Dedemin ak sakalından öptüm. Boynuna sarıldım. "Söz mü,uyandıracaksın beni değil mi ? Söz  mü ? " diye ısrarlarıma devam ettim. Kulağıma eğildi, yavaşça "Anneannene söyleme ! Tamam !" dedi. Mavi gözlerini kırptı. Geriye döndüğümde anneannem bize doğru geliyordu.

O gün hepimiz erkenden yattık. Ne kadar uyuduk bilemiyorum. Dedemin beni dürtmesiyle uyandım. Her taraf kapkaranlık ve göz gözü görmüyordu. Hava da çok serindi. Değirmene gitmekten vazgeçebilirdim. Sıcak yataktan kalkıp yollara düşecektik.

Bir an dedeme yalvardığım için pişman oldum. Efeliği de elden bırakmamaya niyetliydim. Hemen kalktım. "Uykun varsa gelme,hadi yat!" dese yatıverecektim. Şimdi bile aklıma geldikçe iyi ki dememiş diyorum.
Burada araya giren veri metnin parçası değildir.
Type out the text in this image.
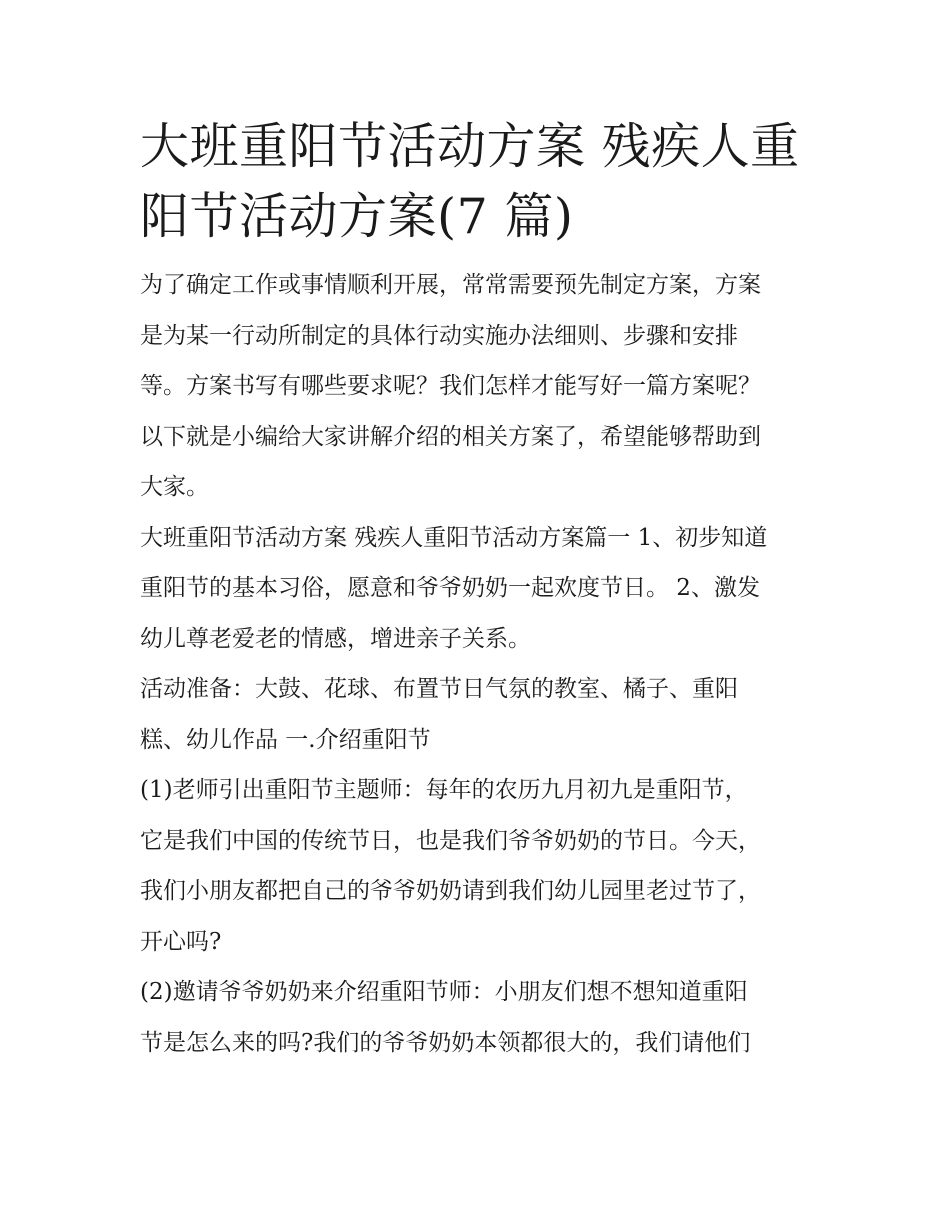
大班重阳节活动方案 残疾人重
阳节活动方案(7 篇)
为了确定工作或事情顺利开展，常常需要预先制定方案，方案
是为某一行动所制定的具体行动实施办法细则、步骤和安排
等。方案书写有哪些要求呢？我们怎样才能写好一篇方案呢？
以下就是小编给大家讲解介绍的相关方案了，希望能够帮助到
大家。
大班重阳节活动方案 残疾人重阳节活动方案篇一 1、初步知道
重阳节的基本习俗，愿意和爷爷奶奶一起欢度节日。 2、激发
幼儿尊老爱老的情感，增进亲子关系。
活动准备：大鼓、花球、布置节日气氛的教室、橘子、重阳
糕、幼儿作品 一.介绍重阳节
(1)老师引出重阳节主题师：每年的农历九月初九是重阳节，
它是我们中国的传统节日，也是我们爷爷奶奶的节日。今天，
我们小朋友都把自己的爷爷奶奶请到我们幼儿园里老过节了，
开心吗?
(2)邀请爷爷奶奶来介绍重阳节师：小朋友们想不想知道重阳
节是怎么来的吗?我们的爷爷奶奶本领都很大的，我们请他们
O gün yaşadığım mutluluğu şimdi bile içimde duyar gibi oluyorum.

Dedem beni buğday çuvallarının arasına yerleştirdi. Üzerime de bir battaniye örttü. Fenerini de aldı. Artık her şey hazırdı. Yanına da komşulardan biri bindi. Yavaş yavaş kasabadan uzaklaşmaya başladık. At arabasının dar toprak yolda, arada küçük taşlara vurdukça çıkardığı tıkır tıkır sesler ninni gibi geldi bana. Ama serin hava beni uyutmuyordu. Bir ara çenemin titrediğini fark ettim.
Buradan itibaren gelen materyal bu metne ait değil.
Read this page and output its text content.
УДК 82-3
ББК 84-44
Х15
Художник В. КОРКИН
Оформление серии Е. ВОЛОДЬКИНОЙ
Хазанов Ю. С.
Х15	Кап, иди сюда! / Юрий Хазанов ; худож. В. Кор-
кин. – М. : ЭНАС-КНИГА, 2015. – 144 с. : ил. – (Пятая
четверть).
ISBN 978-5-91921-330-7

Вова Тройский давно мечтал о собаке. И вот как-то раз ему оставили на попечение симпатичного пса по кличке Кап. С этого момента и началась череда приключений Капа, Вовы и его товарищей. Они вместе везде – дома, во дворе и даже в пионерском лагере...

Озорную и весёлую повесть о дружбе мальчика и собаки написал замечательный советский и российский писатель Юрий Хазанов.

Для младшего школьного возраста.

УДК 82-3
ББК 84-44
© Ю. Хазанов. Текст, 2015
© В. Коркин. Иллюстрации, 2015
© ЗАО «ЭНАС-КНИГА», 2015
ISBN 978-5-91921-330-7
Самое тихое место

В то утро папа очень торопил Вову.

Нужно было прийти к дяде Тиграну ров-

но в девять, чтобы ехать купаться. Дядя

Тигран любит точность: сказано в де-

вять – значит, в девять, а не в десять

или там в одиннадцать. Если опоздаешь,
Dedem arkadaşıyla sohbet ediyordu. Yolumuzun üstünde tek tük görebildiğimiz bağ evlerinin bacalarından mavi dumanlar çıkıyordu. Belli ki onlar da erkenciydi. Gitmekte olduğumuz dar toprak yolun iki tarafından yola doğru uzanmış dikenli böğürtlenler sabahın çiğ taneleriyle yıkanmış, yenmeye hazırdı. Fakat sesimi çıkarmıyordum.
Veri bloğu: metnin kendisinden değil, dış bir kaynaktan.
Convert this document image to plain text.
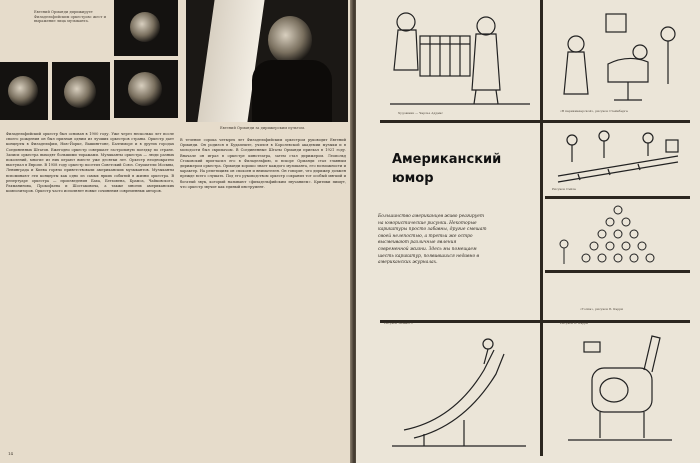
Евгений Орманди дирижирует Филадельфийским оркестром: жест и выражение лица музыканта.
Евгений Орманди за дирижерским пультом.
Филадельфийский оркестр был основан в 1900 году. Уже через несколько лет после своего рождения он был признан одним из лучших оркестров страны. Оркестр дает концерты в Филадельфии, Нью-Йорке, Вашингтоне, Балтиморе и в других городах Соединенных Штатов. Ежегодно оркестр совершает гастрольную поездку по стране. Записи оркестра выходят большими тиражами. Музыканты оркестра — люди разных поколений, многие из них играют вместе уже десятки лет. Оркестр неоднократно выступал в Европе. В 1958 году оркестр посетил Советский Союз. Слушатели Москвы, Ленинграда и Киева горячо приветствовали американских музыкантов. Музыканты вспоминают эти концерты как одно из самых ярких событий в жизни оркестра. В репертуаре оркестра — произведения Баха, Бетховена, Брамса, Чайковского, Рахманинова, Прокофьева и Шостаковича, а также многих американских композиторов. Оркестр часто исполняет новые сочинения современных авторов.
В течение сорока четырех лет Филадельфийским оркестром руководит Евгений Орманди. Он родился в Будапеште, учился в Королевской академии музыки и в молодости был скрипачом. В Соединенные Штаты Орманди приехал в 1921 году. Вначале он играл в оркестре кинотеатра, затем стал дирижером. Леопольд Стоковский пригласил его в Филадельфию, и вскоре Орманди стал главным дирижером оркестра. Орманди хорошо знает каждого музыканта, его возможности и характер. На репетициях он спокоен и внимателен. Он говорит, что дирижер должен прежде всего слушать. Под его руководством оркестр сохранил тот особый мягкий и богатый звук, который называют «филадельфийским звучанием». Критики пишут, что оркестр звучит как единый инструмент.
14
Американский
юмор
Большинство американцев живо реагирует на юмористические рисунки. Некоторые карикатуры просто забавны, другие смешат своей нелепостью, а третьи же остро высмеивают различные явления современной жизни. Здесь мы помещаем шесть карикатур, появившихся недавно в американских журналах.
Художник — Чарльз Аддамс	«В парикмахерской», рисунок Стейнберга
Рисунок Сэйла
«Толпа», рисунок Б. Кэрри
Рисунок Зеленого	Рисунок Б. Кэрри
Arada kırbacın şaklamasıyla irkiliyordum. Aceleleri var gibiydi. Yavaş yavaş değirmenin olduğu köye yaklaşmıştık. Testilerle suya giden köylü kadınlara rastladık. Köyün içinden çimen yeşili bir dere geçiyordu. Dere boyunca sıralanmış salkım söğütlerle kavak ağaçları birbirine karışmıştı.

Tepelerden kesik kesik duyulan çobanların kaval sesleri peşimize takılan köpeklerin havlamalarıyla kayboluyordu ara sıra. Değirmene yaklaştıkça su sesi oraların hakimi gibiydi. Günün ilk ışığı doğmak üzereydi. Değirmenin önündeki yıllanmış koca çınarın dibine indirdik çuvalları.

Artık bekleme zamanıydı. Arada sırada "Değirmenci dayı" dışarı çıkıyordu. Herkesin "Değirmenci dayı" dediği ve bu yüzden isminin ne olduğunu öğrenemediğim değirmencinin saçları undan mı yoksa yaşlılıktan mı beyazlaşmış belli değildi. Saçlarıyla elbiselerinin rengi de son derece uyumluydu.

Değirmen taştan yapılmıştı ve çatısı oluklu kiremitlerle kaplıydı. Kiremitlerin bazısı kırık döküktü. İçeriye girdiğimde çarkın sesi kulakları sağır edecek derecede konuşmaların anlaşılmasını önlüyordu. Duvarda isli bir lamba asılıydı. Taş duvarlardaki dışa doğru daralan küçük pencereler güneşin ilk ışıklarını içeriye güçlükle sızdırıyordu.

Çok erken gitmemize rağmen "Size sıra öğleden sonra gelir." dediler.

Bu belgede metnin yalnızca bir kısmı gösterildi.